Ramamurthy et al. (2002) tested doxycycline and five different CMTs to prevent MMP-dependent periodontal tissue breakdown in an adult rat model. CMTs were administered orally at conc. 2 mg/day for 7 days, and gingival biopsies were taken to assess cytokines TNF, IL-1, and MMP-2 and MMP-9. All tetracycline inhibited periodontal breakdown in the following order of efficacy: CMT, 8 > 1 > 3 > doxy >4 > 7.

Long-term (i.e., 9–18 months) administration of SDD does not result in emergence of resistant organism or alteration of subgingival microflora. Various long term studies have been conducted.
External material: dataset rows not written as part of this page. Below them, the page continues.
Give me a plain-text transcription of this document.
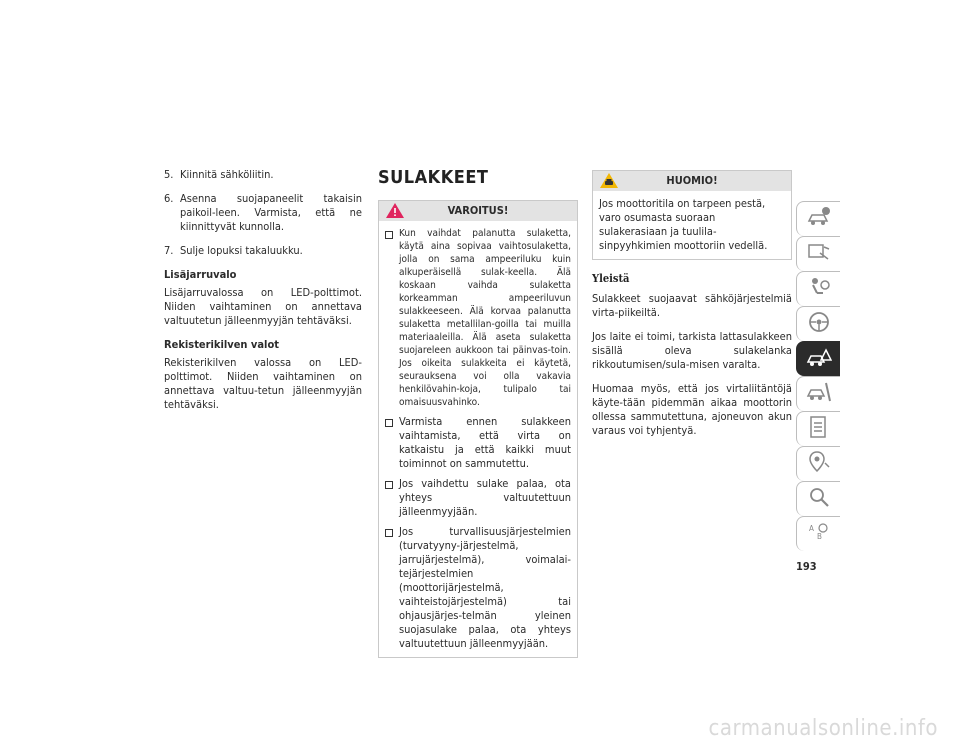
5. Kiinnitä sähköliitin.
6. Asenna suojapaneelit takaisin paikoil-leen. Varmista, että ne kiinnittyvät kunnolla.
7. Sulje lopuksi takaluukku.
Lisäjarruvalo

Lisäjarruvalossa on LED-polttimot. Niiden vaihtaminen on annettava valtuutetun jälleenmyyjän tehtäväksi.

Rekisterikilven valot

Rekisterikilven valossa on LED-polttimot. Niiden vaihtaminen on annettava valtuu-tetun jälleenmyyjän tehtäväksi.

SULAKKEET
VAROITUS!
Kun vaihdat palanutta sulaketta, käytä aina sopivaa vaihtosulaketta, jolla on sama ampeeriluku kuin alkuperäisellä sulak-keella. Älä koskaan vaihda sulaketta korkeamman ampeeriluvun sulakkeeseen. Älä korvaa palanutta sulaketta metallilan-goilla tai muilla materiaaleilla. Älä aseta sulaketta suojareleen aukkoon tai päinvas-toin. Jos oikeita sulakkeita ei käytetä, seurauksena voi olla vakavia henkilövahin-koja, tulipalo tai omaisuusvahinko.
Varmista ennen sulakkeen vaihtamista, että virta on katkaistu ja että kaikki muut toiminnot on sammutettu.
Jos vaihdettu sulake palaa, ota yhteys valtuutettuun jälleenmyyjään.
Jos turvallisuusjärjestelmien (turvatyyny-järjestelmä, jarrujärjestelmä), voimalai-tejärjestelmien (moottorijärjestelmä, vaihteistojärjestelmä) tai ohjausjärjes-telmän yleinen suojasulake palaa, ota yhteys valtuutettuun jälleenmyyjään.
HUOMIO!
Jos moottoritila on tarpeen pestä, varo osumasta suoraan sulakerasiaan ja tuulila-sinpyyhkimien moottoriin vedellä.
Yleistä

Sulakkeet suojaavat sähköjärjestelmiä virta-piikeiltä.

Jos laite ei toimi, tarkista lattasulakkeen sisällä oleva sulakelanka rikkoutumisen/sula-misen varalta.

Huomaa myös, että jos virtaliitäntöjä käyte-tään pidemmän aikaa moottorin ollessa sammutettuna, ajoneuvon akun varaus voi tyhjentyä.

A
B
193
carmanualsonline.info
Doxycycline 20 mg bid was used in 51 patients with active periodontitis based on pocket depth and increased collagenase at multiple exams showed no clinical attachment loss over 36 months.

Twenty subjects ≤ 45 year old patients with severe generalized periodontitis patients and showing >30% of sites with CAL ≥ 5 mm were given subantimicrobial dose of doxycycline for 6 months. The result showed less clinical attachment loss, probing depth. Gingival index and bleeding on probing were not significant when compared to placebo.

Doxy 20-mg bid for month along with scaling and root planning was done in 208 chronic periodontitis subjects. The patients showed improvements in clinical attachments level and probing depth ≥ 4 mm.

Used 20 mg bid SDD for 9 months + scaling and root planning in 190 adult periodontitis patients, there was a significant improvements in CAL (≥ 2 mm) PD and BOP when compared to placebo group receiving only SRP.